INTRODUCTION
This report relies on the Titanic dataset from Kaggle(https://www.kaggle.com/c/titanic/data). The first intention of this technical report is to investigate this dataset and develop a predictive mannequin that predicts the survival price of passengers on the Titanic.
For this report, I used two python libraries to make my statement. I used the Pandas to learn, perceive and get insights from the information.
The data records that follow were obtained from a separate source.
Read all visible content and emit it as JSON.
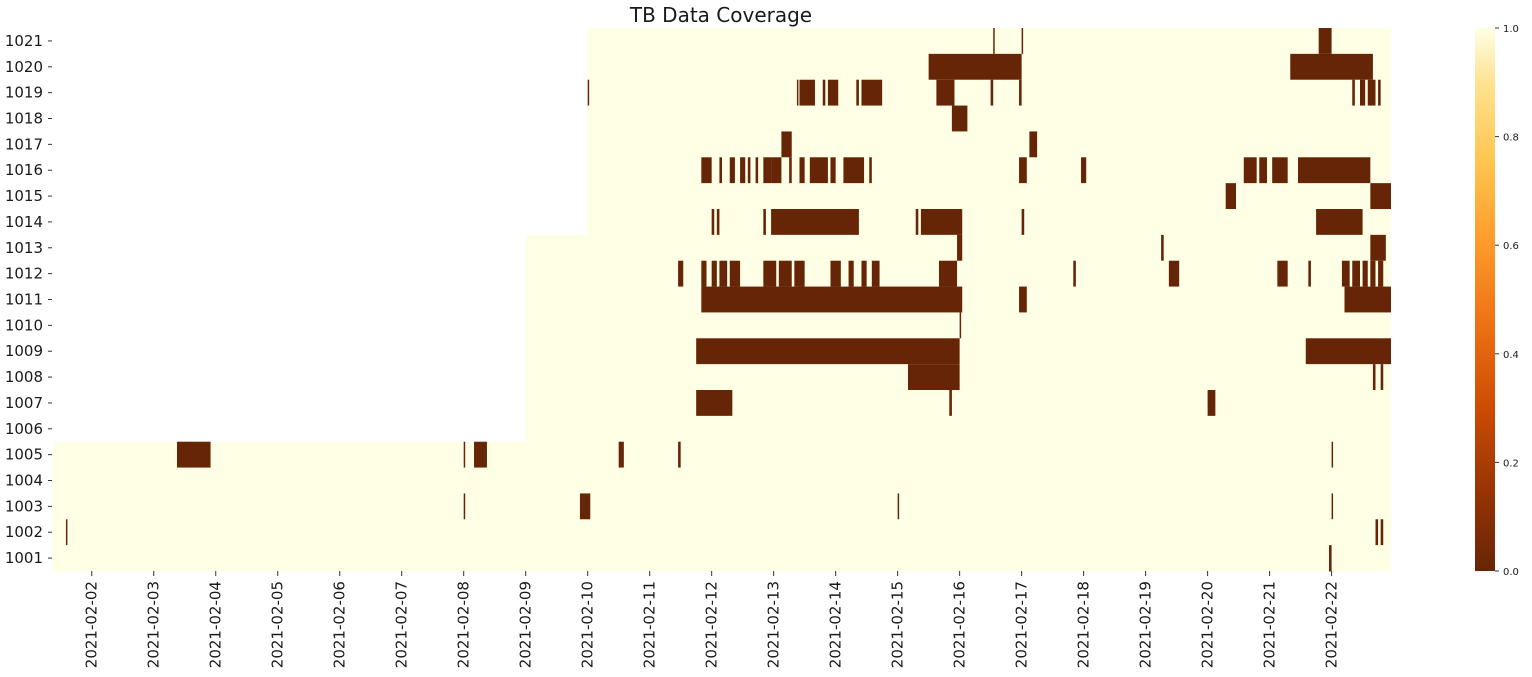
{
  "chart_data": {
    "type": "heatmap",
    "title": "TB Data Coverage",
    "xlabel": "",
    "ylabel": "",
    "rows": [
      "1021",
      "1020",
      "1019",
      "1018",
      "1017",
      "1016",
      "1015",
      "1014",
      "1013",
      "1012",
      "1011",
      "1010",
      "1009",
      "1008",
      "1007",
      "1006",
      "1005",
      "1004",
      "1003",
      "1002",
      "1001"
    ],
    "x_ticks": [
      "2021-02-02",
      "2021-02-03",
      "2021-02-04",
      "2021-02-05",
      "2021-02-06",
      "2021-02-07",
      "2021-02-08",
      "2021-02-09",
      "2021-02-10",
      "2021-02-11",
      "2021-02-12",
      "2021-02-13",
      "2021-02-14",
      "2021-02-15",
      "2021-02-16",
      "2021-02-17",
      "2021-02-18",
      "2021-02-19",
      "2021-02-20",
      "2021-02-21",
      "2021-02-22"
    ],
    "x_range": [
      "2021-02-01 09:00",
      "2021-02-22 23:00"
    ],
    "value_range": [
      0.0,
      1.0
    ],
    "colormap": "YlOrBr_r",
    "colorbar_ticks": [
      "0.0",
      "0.2",
      "0.4",
      "0.6",
      "0.8",
      "1.0"
    ],
    "colors": {
      "low": "#662506",
      "mid": "#ec7014",
      "high": "#ffffe5"
    },
    "grid": false,
    "series": [
      {
        "row": "1021",
        "start": "2021-02-10 00:00",
        "end": "2021-02-22 23:00",
        "gaps": [
          [
            "2021-02-16 13:00",
            "2021-02-16 13:30"
          ],
          [
            "2021-02-17 00:00",
            "2021-02-17 00:30"
          ],
          [
            "2021-02-21 19:00",
            "2021-02-22 00:00"
          ]
        ]
      },
      {
        "row": "1020",
        "start": "2021-02-10 00:00",
        "end": "2021-02-22 23:00",
        "gaps": [
          [
            "2021-02-15 12:00",
            "2021-02-17 00:00"
          ],
          [
            "2021-02-21 08:00",
            "2021-02-22 16:00"
          ]
        ]
      },
      {
        "row": "1019",
        "start": "2021-02-10 00:00",
        "end": "2021-02-22 23:00",
        "gaps": [
          [
            "2021-02-10 00:00",
            "2021-02-10 00:30"
          ],
          [
            "2021-02-13 09:00",
            "2021-02-13 09:30"
          ],
          [
            "2021-02-13 10:00",
            "2021-02-13 16:00"
          ],
          [
            "2021-02-13 19:00",
            "2021-02-13 20:00"
          ],
          [
            "2021-02-13 21:00",
            "2021-02-14 01:00"
          ],
          [
            "2021-02-14 08:00",
            "2021-02-14 09:00"
          ],
          [
            "2021-02-14 10:00",
            "2021-02-14 18:00"
          ],
          [
            "2021-02-15 15:00",
            "2021-02-15 22:00"
          ],
          [
            "2021-02-16 12:00",
            "2021-02-16 13:00"
          ],
          [
            "2021-02-16 23:00",
            "2021-02-17 00:00"
          ],
          [
            "2021-02-22 08:00",
            "2021-02-22 09:00"
          ],
          [
            "2021-02-22 11:00",
            "2021-02-22 13:00"
          ],
          [
            "2021-02-22 14:00",
            "2021-02-22 17:00"
          ],
          [
            "2021-02-22 18:00",
            "2021-02-22 19:00"
          ]
        ]
      },
      {
        "row": "1018",
        "start": "2021-02-10 00:00",
        "end": "2021-02-22 23:00",
        "gaps": [
          [
            "2021-02-15 21:00",
            "2021-02-16 03:00"
          ]
        ]
      },
      {
        "row": "1017",
        "start": "2021-02-10 00:00",
        "end": "2021-02-22 23:00",
        "gaps": [
          [
            "2021-02-13 03:00",
            "2021-02-13 07:00"
          ],
          [
            "2021-02-17 03:00",
            "2021-02-17 06:00"
          ]
        ]
      },
      {
        "row": "1016",
        "start": "2021-02-10 00:00",
        "end": "2021-02-22 23:00",
        "gaps": [
          [
            "2021-02-11 20:00",
            "2021-02-12 00:00"
          ],
          [
            "2021-02-12 03:00",
            "2021-02-12 04:00"
          ],
          [
            "2021-02-12 07:00",
            "2021-02-12 09:00"
          ],
          [
            "2021-02-12 11:00",
            "2021-02-12 13:00"
          ],
          [
            "2021-02-12 14:00",
            "2021-02-12 15:00"
          ],
          [
            "2021-02-12 17:00",
            "2021-02-12 18:00"
          ],
          [
            "2021-02-12 20:00",
            "2021-02-12 23:00"
          ],
          [
            "2021-02-12 23:00",
            "2021-02-13 03:00"
          ],
          [
            "2021-02-13 06:00",
            "2021-02-13 07:00"
          ],
          [
            "2021-02-13 10:00",
            "2021-02-13 12:00"
          ],
          [
            "2021-02-13 14:00",
            "2021-02-13 21:00"
          ],
          [
            "2021-02-13 22:00",
            "2021-02-14 00:00"
          ],
          [
            "2021-02-14 03:00",
            "2021-02-14 11:00"
          ],
          [
            "2021-02-14 13:00",
            "2021-02-14 14:00"
          ],
          [
            "2021-02-16 23:00",
            "2021-02-17 02:00"
          ],
          [
            "2021-02-17 23:00",
            "2021-02-18 01:00"
          ],
          [
            "2021-02-20 14:00",
            "2021-02-20 19:00"
          ],
          [
            "2021-02-20 20:00",
            "2021-02-20 23:00"
          ],
          [
            "2021-02-21 01:00",
            "2021-02-21 07:00"
          ],
          [
            "2021-02-21 11:00",
            "2021-02-22 15:00"
          ]
        ]
      },
      {
        "row": "1015",
        "start": "2021-02-10 00:00",
        "end": "2021-02-22 23:00",
        "gaps": [
          [
            "2021-02-20 07:00",
            "2021-02-20 11:00"
          ],
          [
            "2021-02-22 15:00",
            "2021-02-22 23:00"
          ]
        ]
      },
      {
        "row": "1014",
        "start": "2021-02-10 00:00",
        "end": "2021-02-22 23:00",
        "gaps": [
          [
            "2021-02-12 00:00",
            "2021-02-12 01:00"
          ],
          [
            "2021-02-12 02:00",
            "2021-02-12 03:00"
          ],
          [
            "2021-02-12 20:00",
            "2021-02-12 21:00"
          ],
          [
            "2021-02-12 23:00",
            "2021-02-14 09:00"
          ],
          [
            "2021-02-15 07:00",
            "2021-02-15 08:00"
          ],
          [
            "2021-02-15 09:00",
            "2021-02-16 01:00"
          ],
          [
            "2021-02-17 00:00",
            "2021-02-17 01:00"
          ],
          [
            "2021-02-21 18:00",
            "2021-02-22 12:00"
          ]
        ]
      },
      {
        "row": "1013",
        "start": "2021-02-09 00:00",
        "end": "2021-02-22 23:00",
        "gaps": [
          [
            "2021-02-15 23:00",
            "2021-02-16 01:00"
          ],
          [
            "2021-02-19 06:00",
            "2021-02-19 07:00"
          ],
          [
            "2021-02-22 15:00",
            "2021-02-22 21:00"
          ]
        ]
      },
      {
        "row": "1012",
        "start": "2021-02-09 00:00",
        "end": "2021-02-22 23:00",
        "gaps": [
          [
            "2021-02-11 11:00",
            "2021-02-11 13:00"
          ],
          [
            "2021-02-11 20:00",
            "2021-02-11 22:00"
          ],
          [
            "2021-02-12 00:00",
            "2021-02-12 02:00"
          ],
          [
            "2021-02-12 03:00",
            "2021-02-12 06:00"
          ],
          [
            "2021-02-12 07:00",
            "2021-02-12 11:00"
          ],
          [
            "2021-02-12 20:00",
            "2021-02-13 01:00"
          ],
          [
            "2021-02-13 02:00",
            "2021-02-13 07:00"
          ],
          [
            "2021-02-13 08:00",
            "2021-02-13 12:00"
          ],
          [
            "2021-02-13 22:00",
            "2021-02-14 02:00"
          ],
          [
            "2021-02-14 05:00",
            "2021-02-14 07:00"
          ],
          [
            "2021-02-14 10:00",
            "2021-02-14 12:00"
          ],
          [
            "2021-02-14 14:00",
            "2021-02-14 17:00"
          ],
          [
            "2021-02-15 16:00",
            "2021-02-15 23:00"
          ],
          [
            "2021-02-17 20:00",
            "2021-02-17 21:00"
          ],
          [
            "2021-02-19 09:00",
            "2021-02-19 13:00"
          ],
          [
            "2021-02-21 03:00",
            "2021-02-21 07:00"
          ],
          [
            "2021-02-21 15:00",
            "2021-02-21 16:00"
          ],
          [
            "2021-02-22 04:00",
            "2021-02-22 07:00"
          ],
          [
            "2021-02-22 08:00",
            "2021-02-22 11:00"
          ],
          [
            "2021-02-22 12:00",
            "2021-02-22 14:00"
          ],
          [
            "2021-02-22 15:00",
            "2021-02-22 17:00"
          ],
          [
            "2021-02-22 18:00",
            "2021-02-22 20:00"
          ]
        ]
      },
      {
        "row": "1011",
        "start": "2021-02-09 00:00",
        "end": "2021-02-22 23:00",
        "gaps": [
          [
            "2021-02-11 20:00",
            "2021-02-16 01:00"
          ],
          [
            "2021-02-16 23:00",
            "2021-02-17 02:00"
          ],
          [
            "2021-02-22 05:00",
            "2021-02-22 23:00"
          ]
        ]
      },
      {
        "row": "1010",
        "start": "2021-02-09 00:00",
        "end": "2021-02-22 23:00",
        "gaps": [
          [
            "2021-02-16 00:00",
            "2021-02-16 00:30"
          ]
        ]
      },
      {
        "row": "1009",
        "start": "2021-02-09 00:00",
        "end": "2021-02-22 23:00",
        "gaps": [
          [
            "2021-02-11 18:00",
            "2021-02-16 00:00"
          ],
          [
            "2021-02-21 14:00",
            "2021-02-22 23:00"
          ]
        ]
      },
      {
        "row": "1008",
        "start": "2021-02-09 00:00",
        "end": "2021-02-22 23:00",
        "gaps": [
          [
            "2021-02-15 04:00",
            "2021-02-16 00:00"
          ],
          [
            "2021-02-22 16:00",
            "2021-02-22 17:00"
          ],
          [
            "2021-02-22 19:00",
            "2021-02-22 20:00"
          ]
        ]
      },
      {
        "row": "1007",
        "start": "2021-02-09 00:00",
        "end": "2021-02-22 23:00",
        "gaps": [
          [
            "2021-02-11 18:00",
            "2021-02-12 08:00"
          ],
          [
            "2021-02-15 20:00",
            "2021-02-15 21:00"
          ],
          [
            "2021-02-20 00:00",
            "2021-02-20 03:00"
          ]
        ]
      },
      {
        "row": "1006",
        "start": "2021-02-09 00:00",
        "end": "2021-02-22 23:00",
        "gaps": []
      },
      {
        "row": "1005",
        "start": "2021-02-01 09:00",
        "end": "2021-02-22 23:00",
        "gaps": [
          [
            "2021-02-03 09:00",
            "2021-02-03 22:00"
          ],
          [
            "2021-02-08 00:00",
            "2021-02-08 00:30"
          ],
          [
            "2021-02-08 04:00",
            "2021-02-08 09:00"
          ],
          [
            "2021-02-10 12:00",
            "2021-02-10 14:00"
          ],
          [
            "2021-02-11 11:00",
            "2021-02-11 12:00"
          ],
          [
            "2021-02-22 00:00",
            "2021-02-22 00:30"
          ]
        ]
      },
      {
        "row": "1004",
        "start": "2021-02-01 09:00",
        "end": "2021-02-22 23:00",
        "gaps": []
      },
      {
        "row": "1003",
        "start": "2021-02-01 09:00",
        "end": "2021-02-22 23:00",
        "gaps": [
          [
            "2021-02-08 00:00",
            "2021-02-08 00:30"
          ],
          [
            "2021-02-09 21:00",
            "2021-02-10 01:00"
          ],
          [
            "2021-02-15 00:00",
            "2021-02-15 00:30"
          ],
          [
            "2021-02-22 00:00",
            "2021-02-22 00:30"
          ]
        ]
      },
      {
        "row": "1002",
        "start": "2021-02-01 09:00",
        "end": "2021-02-22 23:00",
        "gaps": [
          [
            "2021-02-01 14:00",
            "2021-02-01 14:30"
          ],
          [
            "2021-02-22 17:00",
            "2021-02-22 18:00"
          ],
          [
            "2021-02-22 19:00",
            "2021-02-22 20:00"
          ]
        ]
      },
      {
        "row": "1001",
        "start": "2021-02-01 09:00",
        "end": "2021-02-22 23:00",
        "gaps": [
          [
            "2021-02-21 23:00",
            "2021-02-22 00:00"
          ]
        ]
      }
    ]
  }
}
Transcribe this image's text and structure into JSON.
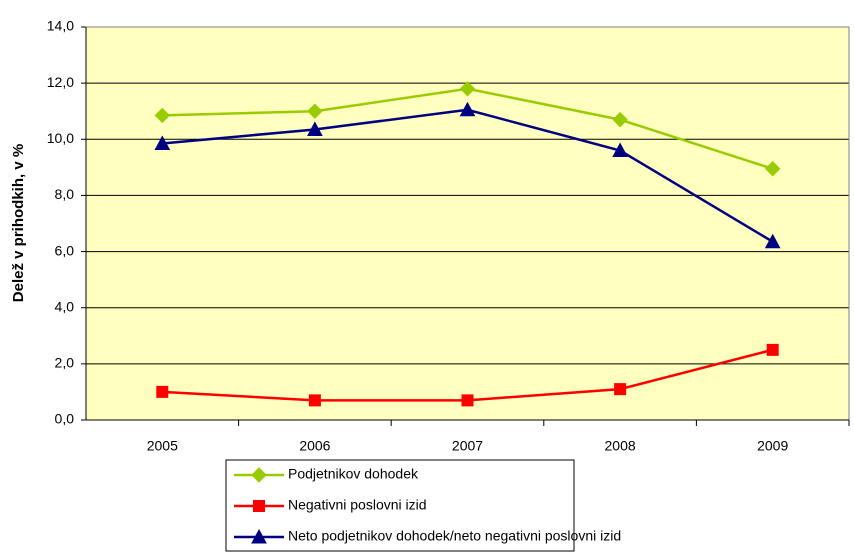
{
  "chart_data": {
    "type": "line",
    "y_label": "Delež v prihodkih, v %",
    "categories": [
      "2005",
      "2006",
      "2007",
      "2008",
      "2009"
    ],
    "series": [
      {
        "name": "Podjetnikov dohodek",
        "color": "#99cc00",
        "marker": "diamond",
        "values": [
          10.85,
          11.0,
          11.8,
          10.7,
          8.95
        ]
      },
      {
        "name": "Negativni poslovni izid",
        "color": "#ff0000",
        "marker": "square",
        "values": [
          1.0,
          0.7,
          0.7,
          1.1,
          2.5
        ]
      },
      {
        "name": "Neto podjetnikov dohodek/neto negativni poslovni izid",
        "color": "#000080",
        "marker": "triangle",
        "values": [
          9.85,
          10.35,
          11.05,
          9.6,
          6.35
        ]
      }
    ],
    "ylim": [
      0,
      14
    ],
    "yticks": [
      {
        "value": 0,
        "label": "0,0"
      },
      {
        "value": 2,
        "label": "2,0"
      },
      {
        "value": 4,
        "label": "4,0"
      },
      {
        "value": 6,
        "label": "6,0"
      },
      {
        "value": 8,
        "label": "8,0"
      },
      {
        "value": 10,
        "label": "10,0"
      },
      {
        "value": 12,
        "label": "12,0"
      },
      {
        "value": 14,
        "label": "14,0"
      }
    ],
    "grid": true,
    "legend": "bottom",
    "plot_background": "#ffffc0"
  }
}
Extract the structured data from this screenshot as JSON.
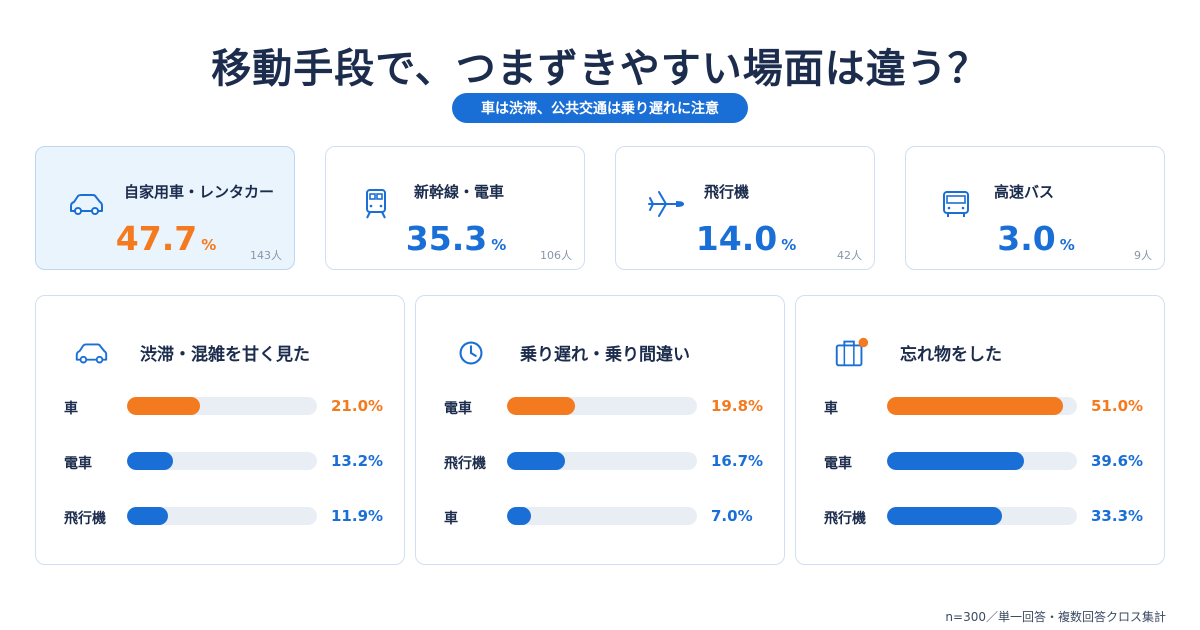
{
  "title": "移動手段で、つまずきやすい場面は違う？",
  "subtitle": "車は渋滞、公共交通は乗り遅れに注意",
  "chart_data": [
    {
      "type": "bar",
      "categories": [
        "自家用車・レンタカー",
        "新幹線・電車",
        "飛行機",
        "高速バス"
      ],
      "values": [
        47.7,
        35.3,
        14.0,
        3.0
      ],
      "value_labels": [
        "47.7",
        "35.3",
        "14.0",
        "3.0"
      ],
      "unit": "%",
      "counts": [
        "143人",
        "106人",
        "42人",
        "9人"
      ],
      "icons": [
        "car-icon",
        "train-icon",
        "airplane-icon",
        "bus-icon"
      ],
      "highlight_index": 0
    },
    {
      "type": "bar",
      "title": "渋滞・混雑を甘く見た",
      "icon": "car-icon",
      "categories": [
        "車",
        "電車",
        "飛行機"
      ],
      "values": [
        21.0,
        13.2,
        11.9
      ],
      "value_labels": [
        "21.0%",
        "13.2%",
        "11.9%"
      ],
      "xlim": [
        0,
        55
      ]
    },
    {
      "type": "bar",
      "title": "乗り遅れ・乗り間違い",
      "icon": "clock-icon",
      "categories": [
        "電車",
        "飛行機",
        "車"
      ],
      "values": [
        19.8,
        16.7,
        7.0
      ],
      "value_labels": [
        "19.8%",
        "16.7%",
        "7.0%"
      ],
      "xlim": [
        0,
        55
      ]
    },
    {
      "type": "bar",
      "title": "忘れ物をした",
      "icon": "suitcase-icon",
      "categories": [
        "車",
        "電車",
        "飛行機"
      ],
      "values": [
        51.0,
        39.6,
        33.3
      ],
      "value_labels": [
        "51.0%",
        "39.6%",
        "33.3%"
      ],
      "xlim": [
        0,
        55
      ]
    }
  ],
  "colors": {
    "primary": "#1a6fd6",
    "accent": "#f47a1f",
    "track": "#e9eef5",
    "border": "#cfe0f2",
    "highlight_bg": "#eaf4fd"
  },
  "footnote": "n=300／単一回答・複数回答クロス集計"
}
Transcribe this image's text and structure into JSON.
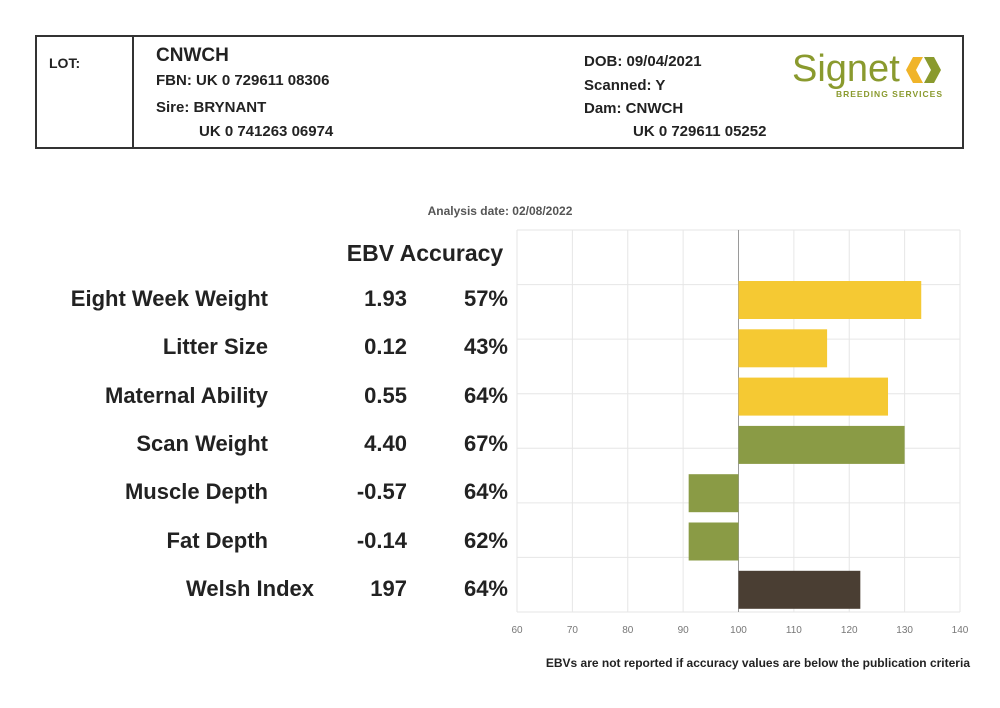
{
  "header": {
    "lot_label": "LOT:",
    "name": "CNWCH",
    "fbn": "FBN: UK 0 729611 08306",
    "sire": "Sire: BRYNANT",
    "sire_id": "UK 0 741263 06974",
    "dob": "DOB: 09/04/2021",
    "scanned": "Scanned: Y",
    "dam": "Dam: CNWCH",
    "dam_id": "UK 0 729611 05252"
  },
  "logo": {
    "name": "Signet",
    "tagline": "BREEDING SERVICES",
    "colors": [
      "#8a9a2e",
      "#f0b429"
    ]
  },
  "analysis_date": "Analysis date: 02/08/2022",
  "column_header": "EBV Accuracy",
  "rows": [
    {
      "trait": "Eight Week Weight",
      "ebv": "1.93",
      "accuracy": "57%"
    },
    {
      "trait": "Litter Size",
      "ebv": "0.12",
      "accuracy": "43%"
    },
    {
      "trait": "Maternal Ability",
      "ebv": "0.55",
      "accuracy": "64%"
    },
    {
      "trait": "Scan Weight",
      "ebv": "4.40",
      "accuracy": "67%"
    },
    {
      "trait": "Muscle Depth",
      "ebv": "-0.57",
      "accuracy": "64%"
    },
    {
      "trait": "Fat Depth",
      "ebv": "-0.14",
      "accuracy": "62%"
    },
    {
      "trait": "Welsh Index",
      "ebv": "197",
      "accuracy": "64%"
    }
  ],
  "chart_data": {
    "type": "bar",
    "orientation": "horizontal",
    "categories": [
      "Eight Week Weight",
      "Litter Size",
      "Maternal Ability",
      "Scan Weight",
      "Muscle Depth",
      "Fat Depth",
      "Welsh Index"
    ],
    "values": [
      133,
      116,
      127,
      130,
      91,
      91,
      122
    ],
    "baseline": 100,
    "xlim": [
      60,
      140
    ],
    "xticks": [
      60,
      70,
      80,
      90,
      100,
      110,
      120,
      130,
      140
    ],
    "grid": true,
    "bar_colors": [
      "#f5c933",
      "#f5c933",
      "#f5c933",
      "#8a9b45",
      "#8a9b45",
      "#8a9b45",
      "#4a3e33"
    ]
  },
  "footnote": "EBVs are not reported if accuracy values are below the publication criteria"
}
I additionally used the Seaborn library to visualise the information.
From the Prolonged Information Diagram (EDD), I noticed that there are 11 columns within the dataset with 6 numerical columns and 5 categorical columns:
Numerical Information:
· PassengerId
· Survived
· Pclass
· Age
· Sibsp
· Parch
Categorical Information:
· Title
· Intercourse
· Ticket
· Cabin
· Embarked
OBSERVATION
By mere trying on the information, I used to be in a position to observe that, there have been 891 passengers on the titanic and the intercourse column is extremely associated to the Survived column as many of the survivors are ladies.
From the Prolonged information dictionary (EDD), I made the next observations:
Lacking Values:
The EDD returned a depend from the values of the columns and from that depend I used to be in a position to decide which columns had lacking values, they embody:
· Age
· Cabin
· Embarked
Doable Outliers:
I additionally observed potential outliers in some columns and this was due to the bounce in values between the seventy fifth and the one centesimal percentile. This was observed within the following columns
· Age
· Sibsp
· Parch
· Fare.
CONCLUSION
From the dataset, I noticed lacking values in a couple of columns and they are often handled by both changing the lacking values with the median or mode of the column. The imply may also be used to deal with it however there are possibilities of you having outliers within the columns.
I additionally observed outliers in sure columns and they are often handled by changing the outliers with the both the 0th or 99th percentile.